In a now-famous study conducted in the 1970s, a group of American researchers were convinced they’d come up with a perfect way to measure the effects of violent media.[i] They had decided to study teenage boys who lived in residential facilities and boarding schools where television viewing could be completely controlled. For a period of six weeks, half of the boys were permitted to watch only violent programs and the other half non-violent shows. Everyone expected the boys exposed to violence to become more aggressive and unruly, as similar studies of younger children had demonstrated. But the findings shocked everyone. As the weeks went by the boys watching the non-violent shows started fistfights and began vandalizing the schools. They disrupted classes and shouted expletives at teachers and each other, while the groups viewing the violent shows remained peaceful and studious, even more so than usual.
The researchers were baffled. Maybe the violent shows had helped their viewers blow off steam with some kind of cathartic effect. But past studies of catharsis had shown that it varied dramatically from individual to individual and never lasted very long. Soon more experts began examining the findings and eventually they came up with the answer. The group watching the non-violent programs had become angry because they had been denied their favorite shows (they were especially upset about Batman). Viewing enjoyment or unhappiness, it turned out, played a much greater role in the boys’ behavior than the amount of violence they saw. If fact, the media violence seemed to have no effect whatsoever.

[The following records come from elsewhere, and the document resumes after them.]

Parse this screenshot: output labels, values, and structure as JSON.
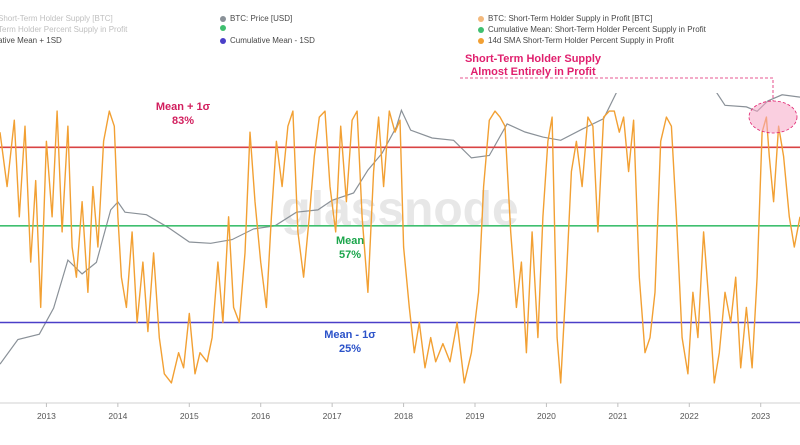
{
  "chart_data": {
    "type": "line",
    "watermark": "glassnode",
    "legend": {
      "placement": "top",
      "items": [
        {
          "label": "Short-Term Holder Supply [BTC]",
          "color": "#f3b97c"
        },
        {
          "label": "Term Holder Percent Supply in Profit",
          "color": "#f3b97c"
        },
        {
          "label": "ative Mean + 1SD",
          "color": "#d94343"
        },
        {
          "label": "BTC: Price [USD]",
          "color": "#8a9198"
        },
        {
          "label": "",
          "color": "#3fbf6f"
        },
        {
          "label": "Cumulative Mean - 1SD",
          "color": "#4a3fc8"
        },
        {
          "label": "BTC: Short-Term Holder Supply in Profit [BTC]",
          "color": "#f3b97c"
        },
        {
          "label": "Cumulative Mean: Short-Term Holder Percent Supply in Profit",
          "color": "#3fbf6f"
        },
        {
          "label": "14d SMA Short-Term Holder Percent Supply in Profit",
          "color": "#f2a033"
        }
      ]
    },
    "x_ticks": [
      "2013",
      "2014",
      "2015",
      "2016",
      "2017",
      "2018",
      "2019",
      "2020",
      "2021",
      "2022",
      "2023"
    ],
    "xlim": [
      2012.35,
      2023.55
    ],
    "ylim_percent": [
      0,
      100
    ],
    "reference_lines": [
      {
        "name": "Mean + 1σ",
        "value_label": "83%",
        "value": 83,
        "color": "#d94343"
      },
      {
        "name": "Mean",
        "value_label": "57%",
        "value": 57,
        "color": "#3fbf6f"
      },
      {
        "name": "Mean - 1σ",
        "value_label": "25%",
        "value": 25,
        "color": "#4a3fc8"
      }
    ],
    "annotation": {
      "line1": "Short-Term Holder Supply",
      "line2": "Almost Entirely in Profit",
      "color": "#e0206e"
    },
    "series": [
      {
        "name": "14d SMA Short-Term Holder Percent Supply in Profit",
        "color": "#f2a033",
        "points": [
          [
            2012.35,
            88
          ],
          [
            2012.45,
            70
          ],
          [
            2012.55,
            92
          ],
          [
            2012.62,
            60
          ],
          [
            2012.7,
            90
          ],
          [
            2012.78,
            45
          ],
          [
            2012.85,
            72
          ],
          [
            2012.92,
            30
          ],
          [
            2013.0,
            85
          ],
          [
            2013.08,
            60
          ],
          [
            2013.15,
            95
          ],
          [
            2013.22,
            55
          ],
          [
            2013.3,
            90
          ],
          [
            2013.36,
            50
          ],
          [
            2013.42,
            40
          ],
          [
            2013.5,
            65
          ],
          [
            2013.58,
            35
          ],
          [
            2013.65,
            70
          ],
          [
            2013.72,
            50
          ],
          [
            2013.8,
            85
          ],
          [
            2013.88,
            95
          ],
          [
            2013.95,
            90
          ],
          [
            2014.0,
            60
          ],
          [
            2014.05,
            40
          ],
          [
            2014.12,
            30
          ],
          [
            2014.2,
            55
          ],
          [
            2014.27,
            25
          ],
          [
            2014.35,
            45
          ],
          [
            2014.42,
            22
          ],
          [
            2014.5,
            48
          ],
          [
            2014.58,
            20
          ],
          [
            2014.65,
            8
          ],
          [
            2014.75,
            5
          ],
          [
            2014.85,
            15
          ],
          [
            2014.92,
            10
          ],
          [
            2015.0,
            28
          ],
          [
            2015.08,
            8
          ],
          [
            2015.15,
            15
          ],
          [
            2015.25,
            12
          ],
          [
            2015.32,
            20
          ],
          [
            2015.4,
            45
          ],
          [
            2015.47,
            25
          ],
          [
            2015.55,
            60
          ],
          [
            2015.62,
            30
          ],
          [
            2015.7,
            25
          ],
          [
            2015.78,
            48
          ],
          [
            2015.85,
            88
          ],
          [
            2015.92,
            65
          ],
          [
            2016.0,
            45
          ],
          [
            2016.08,
            30
          ],
          [
            2016.15,
            60
          ],
          [
            2016.22,
            85
          ],
          [
            2016.3,
            70
          ],
          [
            2016.38,
            90
          ],
          [
            2016.45,
            95
          ],
          [
            2016.52,
            55
          ],
          [
            2016.6,
            40
          ],
          [
            2016.68,
            60
          ],
          [
            2016.75,
            80
          ],
          [
            2016.82,
            93
          ],
          [
            2016.9,
            95
          ],
          [
            2016.97,
            70
          ],
          [
            2017.05,
            55
          ],
          [
            2017.12,
            90
          ],
          [
            2017.2,
            65
          ],
          [
            2017.28,
            92
          ],
          [
            2017.35,
            95
          ],
          [
            2017.42,
            60
          ],
          [
            2017.5,
            35
          ],
          [
            2017.58,
            75
          ],
          [
            2017.65,
            93
          ],
          [
            2017.72,
            70
          ],
          [
            2017.8,
            95
          ],
          [
            2017.88,
            88
          ],
          [
            2017.95,
            92
          ],
          [
            2018.0,
            50
          ],
          [
            2018.08,
            30
          ],
          [
            2018.15,
            15
          ],
          [
            2018.22,
            25
          ],
          [
            2018.3,
            10
          ],
          [
            2018.38,
            20
          ],
          [
            2018.45,
            12
          ],
          [
            2018.55,
            18
          ],
          [
            2018.65,
            12
          ],
          [
            2018.75,
            25
          ],
          [
            2018.85,
            5
          ],
          [
            2018.95,
            15
          ],
          [
            2019.05,
            35
          ],
          [
            2019.12,
            70
          ],
          [
            2019.2,
            92
          ],
          [
            2019.28,
            95
          ],
          [
            2019.35,
            93
          ],
          [
            2019.42,
            90
          ],
          [
            2019.5,
            55
          ],
          [
            2019.58,
            30
          ],
          [
            2019.65,
            45
          ],
          [
            2019.72,
            15
          ],
          [
            2019.8,
            55
          ],
          [
            2019.88,
            20
          ],
          [
            2019.95,
            60
          ],
          [
            2020.02,
            85
          ],
          [
            2020.08,
            93
          ],
          [
            2020.15,
            20
          ],
          [
            2020.2,
            5
          ],
          [
            2020.28,
            40
          ],
          [
            2020.35,
            75
          ],
          [
            2020.42,
            85
          ],
          [
            2020.5,
            70
          ],
          [
            2020.58,
            93
          ],
          [
            2020.65,
            90
          ],
          [
            2020.72,
            55
          ],
          [
            2020.8,
            93
          ],
          [
            2020.88,
            95
          ],
          [
            2020.95,
            95
          ],
          [
            2021.02,
            88
          ],
          [
            2021.08,
            93
          ],
          [
            2021.15,
            75
          ],
          [
            2021.22,
            92
          ],
          [
            2021.3,
            40
          ],
          [
            2021.38,
            15
          ],
          [
            2021.45,
            20
          ],
          [
            2021.52,
            35
          ],
          [
            2021.6,
            85
          ],
          [
            2021.68,
            93
          ],
          [
            2021.75,
            90
          ],
          [
            2021.82,
            60
          ],
          [
            2021.9,
            20
          ],
          [
            2021.98,
            8
          ],
          [
            2022.05,
            35
          ],
          [
            2022.12,
            20
          ],
          [
            2022.2,
            55
          ],
          [
            2022.28,
            30
          ],
          [
            2022.35,
            5
          ],
          [
            2022.42,
            15
          ],
          [
            2022.5,
            35
          ],
          [
            2022.58,
            25
          ],
          [
            2022.65,
            40
          ],
          [
            2022.72,
            10
          ],
          [
            2022.8,
            30
          ],
          [
            2022.88,
            10
          ],
          [
            2022.95,
            40
          ],
          [
            2023.02,
            88
          ],
          [
            2023.08,
            93
          ],
          [
            2023.12,
            80
          ],
          [
            2023.18,
            65
          ],
          [
            2023.25,
            90
          ],
          [
            2023.32,
            80
          ],
          [
            2023.4,
            60
          ],
          [
            2023.47,
            50
          ],
          [
            2023.55,
            60
          ]
        ]
      },
      {
        "name": "BTC: Price [USD]",
        "color": "#8a9198",
        "axis": "log",
        "points": [
          [
            2012.35,
            5
          ],
          [
            2012.6,
            11
          ],
          [
            2012.9,
            13
          ],
          [
            2013.1,
            30
          ],
          [
            2013.3,
            140
          ],
          [
            2013.5,
            90
          ],
          [
            2013.7,
            130
          ],
          [
            2013.9,
            700
          ],
          [
            2014.0,
            900
          ],
          [
            2014.1,
            650
          ],
          [
            2014.4,
            600
          ],
          [
            2014.7,
            400
          ],
          [
            2015.0,
            250
          ],
          [
            2015.3,
            240
          ],
          [
            2015.6,
            270
          ],
          [
            2015.9,
            380
          ],
          [
            2016.2,
            420
          ],
          [
            2016.5,
            650
          ],
          [
            2016.8,
            700
          ],
          [
            2017.0,
            950
          ],
          [
            2017.3,
            1200
          ],
          [
            2017.5,
            2500
          ],
          [
            2017.7,
            4300
          ],
          [
            2017.9,
            10000
          ],
          [
            2017.97,
            17000
          ],
          [
            2018.1,
            9000
          ],
          [
            2018.4,
            7000
          ],
          [
            2018.7,
            6500
          ],
          [
            2018.95,
            3700
          ],
          [
            2019.2,
            4000
          ],
          [
            2019.45,
            11000
          ],
          [
            2019.7,
            8500
          ],
          [
            2019.95,
            7200
          ],
          [
            2020.2,
            6500
          ],
          [
            2020.5,
            9300
          ],
          [
            2020.8,
            13000
          ],
          [
            2021.0,
            33000
          ],
          [
            2021.25,
            60000
          ],
          [
            2021.45,
            35000
          ],
          [
            2021.6,
            40000
          ],
          [
            2021.85,
            64000
          ],
          [
            2022.0,
            42000
          ],
          [
            2022.3,
            40000
          ],
          [
            2022.5,
            20000
          ],
          [
            2022.8,
            19000
          ],
          [
            2022.95,
            16500
          ],
          [
            2023.1,
            23000
          ],
          [
            2023.3,
            28000
          ],
          [
            2023.55,
            26000
          ]
        ]
      }
    ]
  }
}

The point of this anecdote is not to suggest that media violence is harmless. My research over the past decade has convinced me that violent media cause plenty of harm. But the dangers are not always the ones that seem most obvious. The common-sense assumptions that one draws from watching a four-year old boy throw a karate kick like a Teenage Ninja Turtle do not necessarily apply to a teenager, an eight-year old, or even another preschooler. Like the boys in the residence homes, media affects people in highly individualized ways. By the same token, the social factors underlying aggression and crime are influenced by far more than violent media. After decades of prouncements by headline-hungry politicians and pop psychologists that social problems might be fixed with better TV viewing habits and less video games, the consensus of academics, educators, and policy makers has begun to shift in recent years to a more holistic consideration of violent media and violent people. – David Trend
[i] Seymour Feshbach and Robert B. Singer, Television and Aggression (New York: Jossey-Bass, 1971) p. 12.